David H. Elliot1, Rosemary A. Askin2, Frank T. Kyte3 and William J. Zinsmeister4

1 Byrd Polar Research Center and Department of Geological Sciences, Ohio State University, Columbus, Ohio 43210
2 Department of Earth Sciences, University of California, Riverside, California 92521
3 Institute of Geophysics and Planetary Physics, University of California, Los Angeles, California 90024
4 Department of Earth and Atmospheric Sciences, Purdue University, West Lafayette, Indiana 47906

A single iridium anomaly (40 times background concentration), correlated with the Cretaceous-Tertiary (K-T) boundary, is present within an interval of unconsolidated glauconitic silty sands in a marine clastic sequence on Seymour Island, Antarctic Peninsula.
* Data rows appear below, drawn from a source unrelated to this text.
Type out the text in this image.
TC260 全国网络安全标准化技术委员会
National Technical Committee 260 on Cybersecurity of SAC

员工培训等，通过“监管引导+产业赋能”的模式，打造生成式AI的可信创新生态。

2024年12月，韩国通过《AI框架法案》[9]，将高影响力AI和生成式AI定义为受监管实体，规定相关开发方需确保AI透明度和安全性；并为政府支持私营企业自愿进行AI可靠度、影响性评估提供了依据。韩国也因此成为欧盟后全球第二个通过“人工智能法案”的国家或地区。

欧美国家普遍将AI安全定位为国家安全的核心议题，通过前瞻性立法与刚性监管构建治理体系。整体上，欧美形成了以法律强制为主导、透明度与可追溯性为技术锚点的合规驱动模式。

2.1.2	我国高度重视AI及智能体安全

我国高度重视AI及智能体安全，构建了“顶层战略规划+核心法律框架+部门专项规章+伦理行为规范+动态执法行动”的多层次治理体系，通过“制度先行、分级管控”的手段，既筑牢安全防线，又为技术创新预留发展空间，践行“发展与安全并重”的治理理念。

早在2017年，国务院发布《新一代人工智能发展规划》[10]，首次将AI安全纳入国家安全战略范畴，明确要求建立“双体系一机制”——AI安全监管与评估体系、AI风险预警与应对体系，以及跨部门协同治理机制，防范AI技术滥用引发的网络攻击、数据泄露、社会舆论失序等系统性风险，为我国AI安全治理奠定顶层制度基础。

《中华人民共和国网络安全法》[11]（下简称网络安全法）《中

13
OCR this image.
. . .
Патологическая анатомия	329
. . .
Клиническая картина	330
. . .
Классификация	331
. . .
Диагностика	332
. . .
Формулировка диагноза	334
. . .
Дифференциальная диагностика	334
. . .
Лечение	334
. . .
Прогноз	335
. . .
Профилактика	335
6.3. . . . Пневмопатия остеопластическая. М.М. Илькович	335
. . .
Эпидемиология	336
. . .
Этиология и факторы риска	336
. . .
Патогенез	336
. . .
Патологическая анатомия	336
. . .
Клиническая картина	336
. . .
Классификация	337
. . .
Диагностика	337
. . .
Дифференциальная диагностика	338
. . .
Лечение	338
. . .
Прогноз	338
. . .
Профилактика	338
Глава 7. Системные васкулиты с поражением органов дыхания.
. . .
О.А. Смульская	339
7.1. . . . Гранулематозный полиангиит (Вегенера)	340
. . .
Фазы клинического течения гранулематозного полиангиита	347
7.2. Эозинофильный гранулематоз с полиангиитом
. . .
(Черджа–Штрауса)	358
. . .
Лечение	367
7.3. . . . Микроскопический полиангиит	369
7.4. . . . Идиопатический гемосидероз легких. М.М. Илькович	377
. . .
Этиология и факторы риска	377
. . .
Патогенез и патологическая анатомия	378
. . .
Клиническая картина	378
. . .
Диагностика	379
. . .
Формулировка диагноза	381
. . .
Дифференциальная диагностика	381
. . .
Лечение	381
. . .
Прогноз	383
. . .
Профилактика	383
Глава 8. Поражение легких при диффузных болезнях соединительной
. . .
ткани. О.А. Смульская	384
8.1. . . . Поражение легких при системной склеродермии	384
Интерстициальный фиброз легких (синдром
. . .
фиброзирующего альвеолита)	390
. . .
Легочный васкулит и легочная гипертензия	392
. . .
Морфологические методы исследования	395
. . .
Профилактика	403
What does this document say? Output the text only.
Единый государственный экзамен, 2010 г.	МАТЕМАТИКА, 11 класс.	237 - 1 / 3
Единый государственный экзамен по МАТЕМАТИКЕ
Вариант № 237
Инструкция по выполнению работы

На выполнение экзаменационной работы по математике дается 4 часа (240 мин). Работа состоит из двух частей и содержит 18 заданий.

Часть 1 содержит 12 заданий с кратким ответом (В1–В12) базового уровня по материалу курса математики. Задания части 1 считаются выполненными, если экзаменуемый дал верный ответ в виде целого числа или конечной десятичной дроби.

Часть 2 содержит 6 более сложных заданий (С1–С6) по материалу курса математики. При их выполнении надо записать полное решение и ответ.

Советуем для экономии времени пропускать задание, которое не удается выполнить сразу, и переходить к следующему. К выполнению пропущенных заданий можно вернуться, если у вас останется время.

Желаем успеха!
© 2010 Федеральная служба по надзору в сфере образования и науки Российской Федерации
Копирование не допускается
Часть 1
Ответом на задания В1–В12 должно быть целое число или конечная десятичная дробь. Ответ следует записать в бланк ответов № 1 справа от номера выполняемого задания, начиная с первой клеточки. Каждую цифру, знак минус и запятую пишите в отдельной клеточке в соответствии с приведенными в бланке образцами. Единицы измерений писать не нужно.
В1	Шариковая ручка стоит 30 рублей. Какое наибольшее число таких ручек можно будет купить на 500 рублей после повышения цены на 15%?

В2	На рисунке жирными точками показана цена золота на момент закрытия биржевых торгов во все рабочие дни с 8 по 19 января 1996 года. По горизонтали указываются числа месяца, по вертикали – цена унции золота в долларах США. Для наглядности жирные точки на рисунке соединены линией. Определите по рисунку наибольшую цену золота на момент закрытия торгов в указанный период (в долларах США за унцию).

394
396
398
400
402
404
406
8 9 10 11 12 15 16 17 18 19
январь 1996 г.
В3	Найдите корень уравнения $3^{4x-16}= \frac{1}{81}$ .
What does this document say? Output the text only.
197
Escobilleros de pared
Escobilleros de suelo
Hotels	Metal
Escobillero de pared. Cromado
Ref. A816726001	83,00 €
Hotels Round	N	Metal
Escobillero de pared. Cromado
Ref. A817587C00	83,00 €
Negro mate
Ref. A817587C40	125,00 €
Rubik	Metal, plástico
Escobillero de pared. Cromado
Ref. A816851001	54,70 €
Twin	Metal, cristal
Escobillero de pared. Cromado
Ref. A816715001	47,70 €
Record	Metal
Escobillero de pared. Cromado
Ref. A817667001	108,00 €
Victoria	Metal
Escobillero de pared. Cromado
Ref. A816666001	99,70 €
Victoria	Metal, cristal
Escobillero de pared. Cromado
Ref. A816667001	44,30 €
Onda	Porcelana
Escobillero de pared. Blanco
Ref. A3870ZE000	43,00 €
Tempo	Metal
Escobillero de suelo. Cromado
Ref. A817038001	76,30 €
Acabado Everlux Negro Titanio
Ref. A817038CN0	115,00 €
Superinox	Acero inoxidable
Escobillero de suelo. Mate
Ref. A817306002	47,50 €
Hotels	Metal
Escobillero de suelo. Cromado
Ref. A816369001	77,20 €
Dinocysts provide the basis for biostratigraphic identification of a 20-30 cm K-T transitional interval; calcareous microfossils have not been preserved in the glauconitic beds. Dinocysts also record an earliest Danian transgressive event 10 cm above the transition interval. The Ir spike is near the base of the dinocyst transition interval and 30 cm below the flooding horizon. The Seymour Island site, located at a high latitude (63°S) at the end of the Cretaceous, provides no compelling evidence for mass extinction at the K-T boundary.